近津長谷城跡
ちかつはせじょうあと(Chikatsuhase Castle Ruins)
【C-ME164】探訪日:2025/1.24・2.27
三重県多気郡多気町長谷
【MAP】
〔駐車場所〕舗装路を登り切ったところに近長谷寺の駐車場がある。
築城年は定かではないが、伊勢神宮の外宮禰宜であった度会家行によって築かれた。家行は神官でありながら、南伊勢地区の軍事的活動に身を投じ、後醍醐天皇の吉野遷幸に尽力したほか、北畠親房を支援し、その神国思想は北畠親房の思想や他の南朝方に大きな影響を与えた。

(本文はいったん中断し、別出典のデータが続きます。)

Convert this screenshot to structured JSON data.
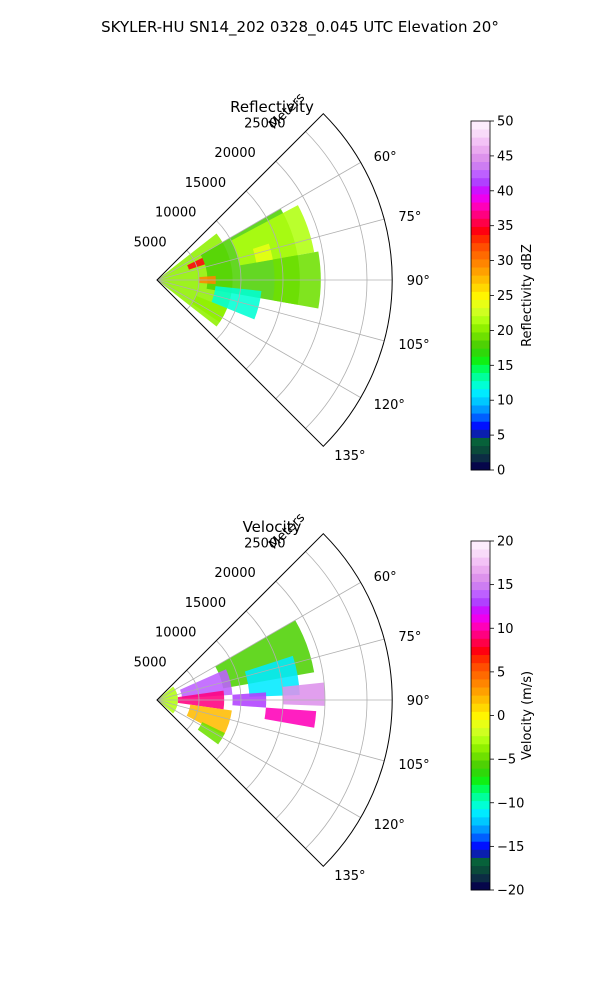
{
  "figure": {
    "suptitle": "SKYLER-HU  SN14_202  0328_0.045 UTC Elevation 20°"
  },
  "chart_data": [
    {
      "type": "heatmap",
      "subtype": "polar-sector",
      "title": "Reflectivity",
      "radial_axis": {
        "label": "Meters",
        "ticks": [
          5000,
          10000,
          15000,
          20000,
          25000
        ],
        "tick_labels": [
          "5000",
          "10000",
          "15000",
          "20000",
          "25000"
        ],
        "range": [
          0,
          28000
        ]
      },
      "angular_axis": {
        "range_deg": [
          45,
          135
        ],
        "ticks": [
          60,
          75,
          90,
          105,
          120,
          135
        ],
        "tick_labels": [
          "60°",
          "75°",
          "90°",
          "105°",
          "120°",
          "135°"
        ]
      },
      "grid": true,
      "colorbar": {
        "label": "Reflectivity dBZ",
        "range": [
          0,
          50
        ],
        "ticks": [
          0,
          5,
          10,
          15,
          20,
          25,
          30,
          35,
          40,
          45,
          50
        ],
        "tick_labels": [
          "0",
          "5",
          "10",
          "15",
          "20",
          "25",
          "30",
          "35",
          "40",
          "45",
          "50"
        ],
        "colors": [
          "#06064a",
          "#0c2c44",
          "#0a4a3a",
          "#07613a",
          "#0a1fb0",
          "#0011ff",
          "#005fff",
          "#0099ff",
          "#00c8ff",
          "#00eaff",
          "#00ffd4",
          "#00ff9c",
          "#00ff58",
          "#10f014",
          "#2fd80a",
          "#4ed104",
          "#6ee000",
          "#8ff000",
          "#b0ff10",
          "#cfff20",
          "#e8ff14",
          "#fff500",
          "#ffd800",
          "#ffbc00",
          "#ffa000",
          "#ff8500",
          "#ff6a00",
          "#ff4e00",
          "#ff2a00",
          "#ff0010",
          "#ff0048",
          "#ff0080",
          "#ff00b8",
          "#ee00ee",
          "#cc11ff",
          "#b040ff",
          "#bd60ff",
          "#cd7df2",
          "#dd92ec",
          "#eaaaf0",
          "#f3c2f6",
          "#f8daf9",
          "#fcedfc"
        ]
      },
      "echo_regions": [
        {
          "level": 20,
          "r": [
            0,
            9000
          ],
          "theta": [
            52,
            128
          ]
        },
        {
          "level": 18,
          "r": [
            6000,
            17000
          ],
          "theta": [
            60,
            100
          ]
        },
        {
          "level": 21,
          "r": [
            10000,
            19000
          ],
          "theta": [
            62,
            80
          ]
        },
        {
          "level": 19,
          "r": [
            14000,
            19500
          ],
          "theta": [
            80,
            100
          ]
        },
        {
          "level": 12,
          "r": [
            7000,
            12500
          ],
          "theta": [
            96,
            112
          ]
        },
        {
          "level": 34,
          "r": [
            4000,
            6000
          ],
          "theta": [
            64,
            72
          ]
        },
        {
          "level": 30,
          "r": [
            5000,
            7000
          ],
          "theta": [
            86,
            94
          ]
        },
        {
          "level": 24,
          "r": [
            12000,
            14000
          ],
          "theta": [
            72,
            80
          ]
        },
        {
          "level": 20,
          "r": [
            5000,
            9000
          ],
          "theta": [
            112,
            124
          ]
        }
      ]
    },
    {
      "type": "heatmap",
      "subtype": "polar-sector",
      "title": "Velocity",
      "radial_axis": {
        "label": "Meters",
        "ticks": [
          5000,
          10000,
          15000,
          20000,
          25000
        ],
        "tick_labels": [
          "5000",
          "10000",
          "15000",
          "20000",
          "25000"
        ],
        "range": [
          0,
          28000
        ]
      },
      "angular_axis": {
        "range_deg": [
          45,
          135
        ],
        "ticks": [
          60,
          75,
          90,
          105,
          120,
          135
        ],
        "tick_labels": [
          "60°",
          "75°",
          "90°",
          "105°",
          "120°",
          "135°"
        ]
      },
      "grid": true,
      "colorbar": {
        "label": "Velocity (m/s)",
        "range": [
          -20,
          20
        ],
        "ticks": [
          -20,
          -15,
          -10,
          -5,
          0,
          5,
          10,
          15,
          20
        ],
        "tick_labels": [
          "−20",
          "−15",
          "−10",
          "−5",
          "0",
          "5",
          "10",
          "15",
          "20"
        ],
        "colors": [
          "#06064a",
          "#0c2c44",
          "#0a4a3a",
          "#07613a",
          "#0a1fb0",
          "#0011ff",
          "#005fff",
          "#0099ff",
          "#00c8ff",
          "#00eaff",
          "#00ffd4",
          "#00ff9c",
          "#00ff58",
          "#10f014",
          "#2fd80a",
          "#4ed104",
          "#6ee000",
          "#8ff000",
          "#b0ff10",
          "#cfff20",
          "#e8ff14",
          "#fff500",
          "#ffd800",
          "#ffbc00",
          "#ffa000",
          "#ff8500",
          "#ff6a00",
          "#ff4e00",
          "#ff2a00",
          "#ff0010",
          "#ff0048",
          "#ff0080",
          "#ff00b8",
          "#ee00ee",
          "#cc11ff",
          "#b040ff",
          "#bd60ff",
          "#cd7df2",
          "#dd92ec",
          "#eaaaf0",
          "#f3c2f6",
          "#f8daf9",
          "#fcedfc"
        ]
      },
      "echo_regions": [
        {
          "level": -3,
          "r": [
            0,
            2500
          ],
          "theta": [
            50,
            130
          ]
        },
        {
          "level": -6,
          "r": [
            8000,
            19000
          ],
          "theta": [
            60,
            80
          ]
        },
        {
          "level": -11,
          "r": [
            11000,
            17000
          ],
          "theta": [
            72,
            88
          ]
        },
        {
          "level": 14,
          "r": [
            3000,
            9000
          ],
          "theta": [
            66,
            86
          ]
        },
        {
          "level": 9,
          "r": [
            2500,
            8000
          ],
          "theta": [
            82,
            98
          ]
        },
        {
          "level": 2,
          "r": [
            4000,
            9000
          ],
          "theta": [
            98,
            118
          ]
        },
        {
          "level": 13,
          "r": [
            9000,
            13000
          ],
          "theta": [
            86,
            94
          ]
        },
        {
          "level": 10,
          "r": [
            13000,
            19000
          ],
          "theta": [
            94,
            100
          ]
        },
        {
          "level": 16,
          "r": [
            15000,
            20000
          ],
          "theta": [
            84,
            92
          ]
        },
        {
          "level": -5,
          "r": [
            6000,
            9000
          ],
          "theta": [
            116,
            126
          ]
        }
      ]
    }
  ]
}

1347(正平2/貞和3)年8月、楠木正行(正成の嫡男)が挙兵すると、度会家行は、田丸城や一之瀬城とともに伊勢における南朝方として、山田から人夫を召し上げ兵糧米・具足を用意させて11月末には近津長谷城に籠ったという。楠木正行は1348(正平3年/貞和4)年に四條畷の戦いにおいて戦死したが、近津長谷城の去就についてははっきりしない。

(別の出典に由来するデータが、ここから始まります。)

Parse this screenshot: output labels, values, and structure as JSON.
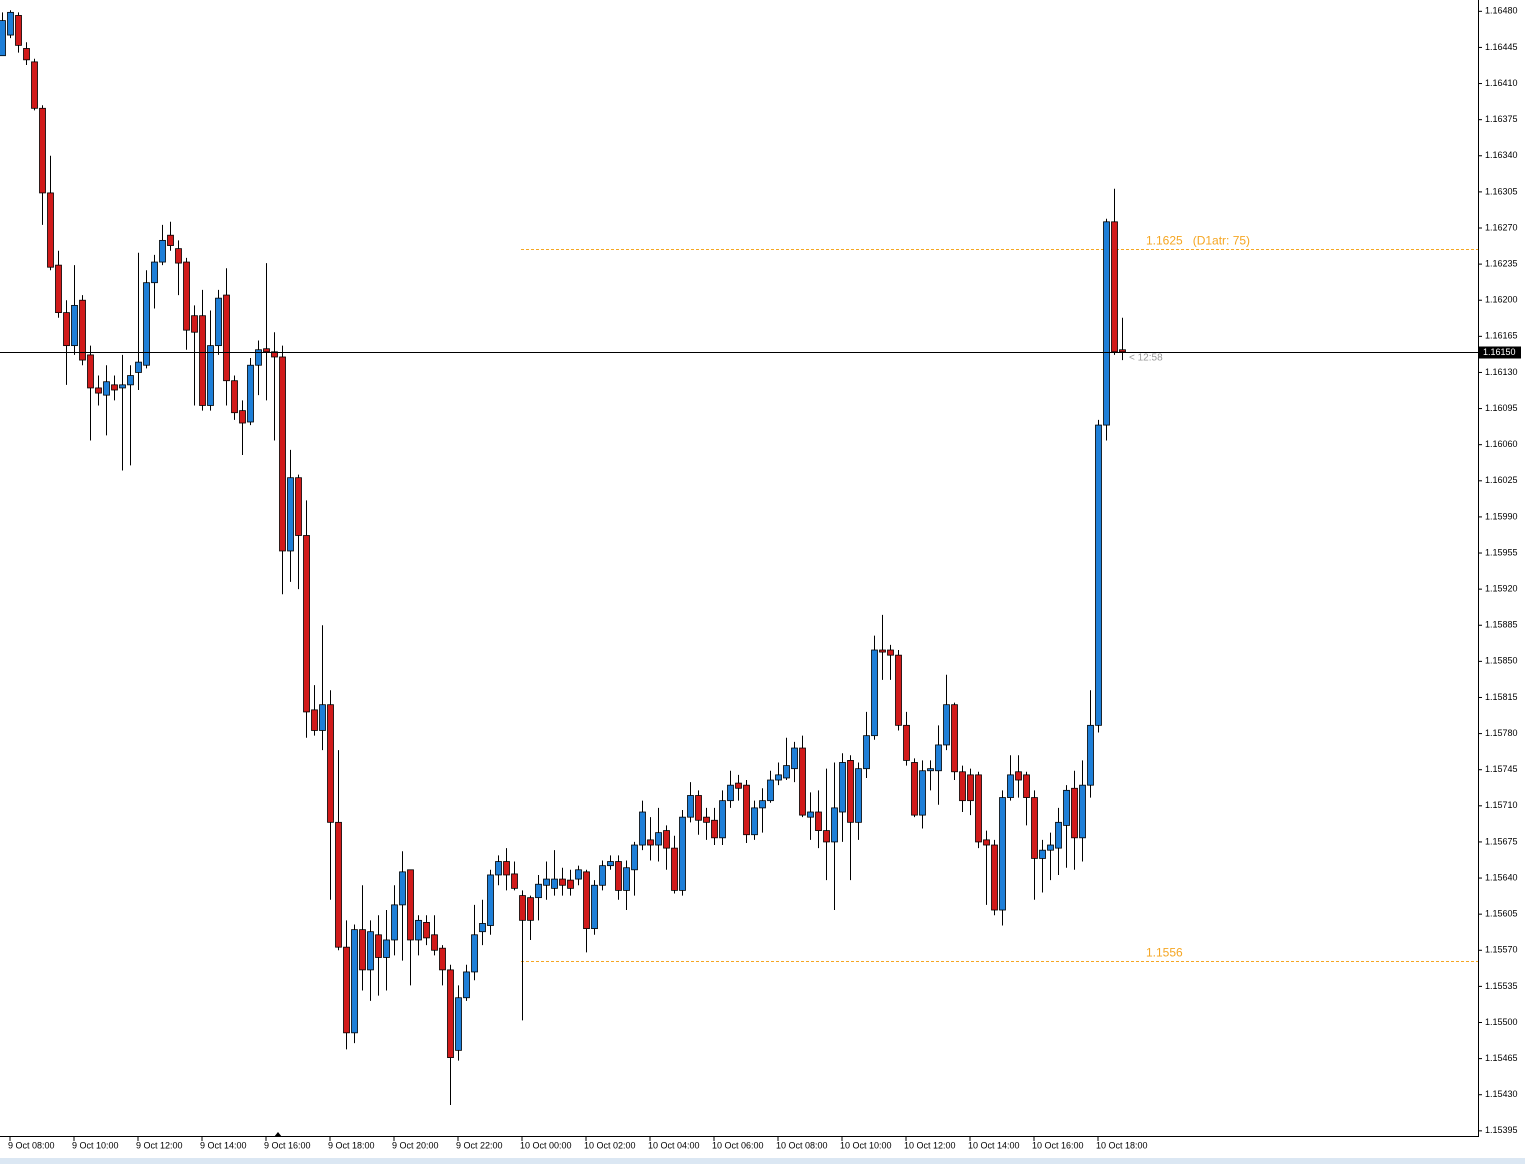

城は近長谷寺背後の標高291m,比高195mの山頂に築かれており、南北に「く」の字状の主郭には中央左に基壇跡が残り、東下の曲輪に井戸跡と思われる凹部が3ヶ所ほどみられる。主郭西側には西の尾根を遮断する堀切があり、主郭北へ回り込むと北の曲輪と区画する大きな堀切が東西方向に走っている。